The phone rang and danced on the nightstand like a crazed MDMA addict in a rave party. It sounded like a sawmill steam whistle blowing inside my head. It shook me awake. The alarm clock showed four in the morning.
“Hello!” I answered grudgingly.
“Mabrouk! Mabrouk! Congratulations!” the jubilant voice of my mother said.
“Congratulations! Barack won. Barack will bring the “baraka.””
Flustered and still half asleep I said: “thank you.”
“Did you vote yesterday?”
My father jumped on the phone. “Things are going to get better now.”
“Yes! Of course. He is a Moslem. Thank God the older one did not win.”
I could hear my mother in the background saying: “God answered the prayers of Moslems. The next US president’s name is M’barak.”
Many other friends from around the world called and sent ME SMS messages throughout the day cheering and conveying their hopes things will soon change for the better. I felt as though Obama and I share a kinship in wretchedness.
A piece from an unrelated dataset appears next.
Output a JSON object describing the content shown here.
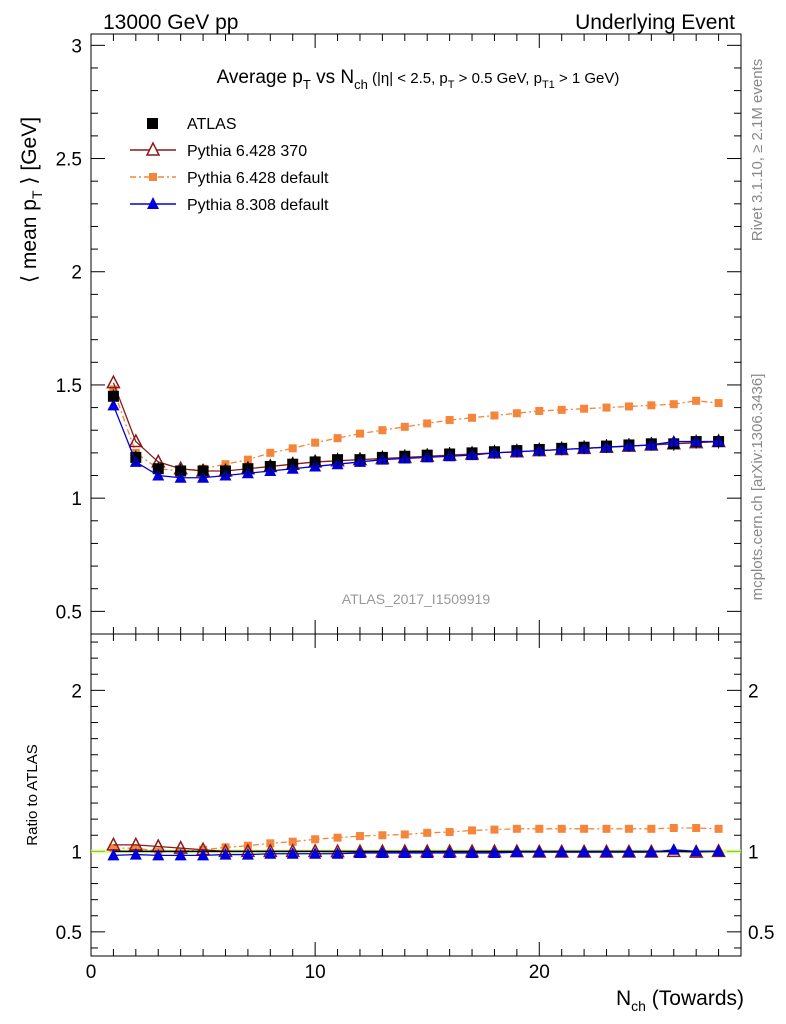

The Bush administration’s many failures are leaving nothing but smoldering ruin across the national and international landscapes. Its blunders will go on raging inside people’s minds for a long time to come. The US stands isolated and vilified. The election of Obama is a desperate and necessary attempt by Americans to restore their dignity and grace. He will most certainly make adjustments; his administration will be an aggregate of diverse American political philosophies; he will rescind some of bush’s directives such as those pertaining to interrogation and detainees; he will enact drastic measures to restore confidence in a tattered American economy; he will reshape the military and refocus its priorities; he will advocate diplomacy over hasty and deleterious military action.
The Obama administration will engage on all these fronts focusing on nothing else but US interests. Not Africa; not the Arabs; not the Moslems. The Obama millions of Africans, Arabs, and Moslems anxiously prayed for on the edge of their seats while on his campaign trail is different than the one who will be sworn in as president. The change of course started when he received his first intelligence briefing. Other briefings would enlighten him with information about the wars in Iraq and Afghanistan, the economy, Gitmo detainees and a myriad of other issues he was unaware of. As a candidate, Obama did not have the required “need to know” to be privy to that information; as a President Elect with the adequate clearance, that information is too sensitive to share with the public. As a scholar, his decisions will be based on lucubration, but will be shaped by this newly acquired and highly restricted perspective. Suddenly, Talking to the Iranian government whose hegemonic aspirations in the Middle East are not a concern to Israel alone, but to all the neighboring Arab countries as well and whose support to terrorist elements is undeniable, is not such a viable option. Suddenly, Islamic extremism is indeed an immediate terrorist threat that will only cower before forceful and unrelenting policies. Suddenly, the economy has been in a recession for the past year and cutting taxes may not seem such a bright idea. Already his economic plan is changing; so will his perspective on many foreign issues. I have no doubt he will redefine US foreign policy, but I do not anticipate a dramatic policy change. I can say with certitude there will never be an Obama condemnation of Israeli human rights and political transgressions against the Palestinians. US support to African and Arab despots will carry on. It is imperative to maintain a power dynamic that advances and sustains US interests in the world.
I was hardly surprised when Benjamin Emanuel, the father of Obama’s chief of staff Rahm Emanuel (who is Jewish), talking about his son stated in an interview to the daily Ma’ariv:
“Obviously, he will influence the president to be pro-Israel. Why wouldn’t he? What is he, an Arab? He’s not going to clean the floors of the White House.”
Mr. Rahm Emanuel quickly picked up the phone and apologized to the American-Arab Anti-discrimination Committee for his father’s disparaging comments. No apology was necessary to the Arabs of the world; they matter as much to the Obama administration as they did to the Bush one.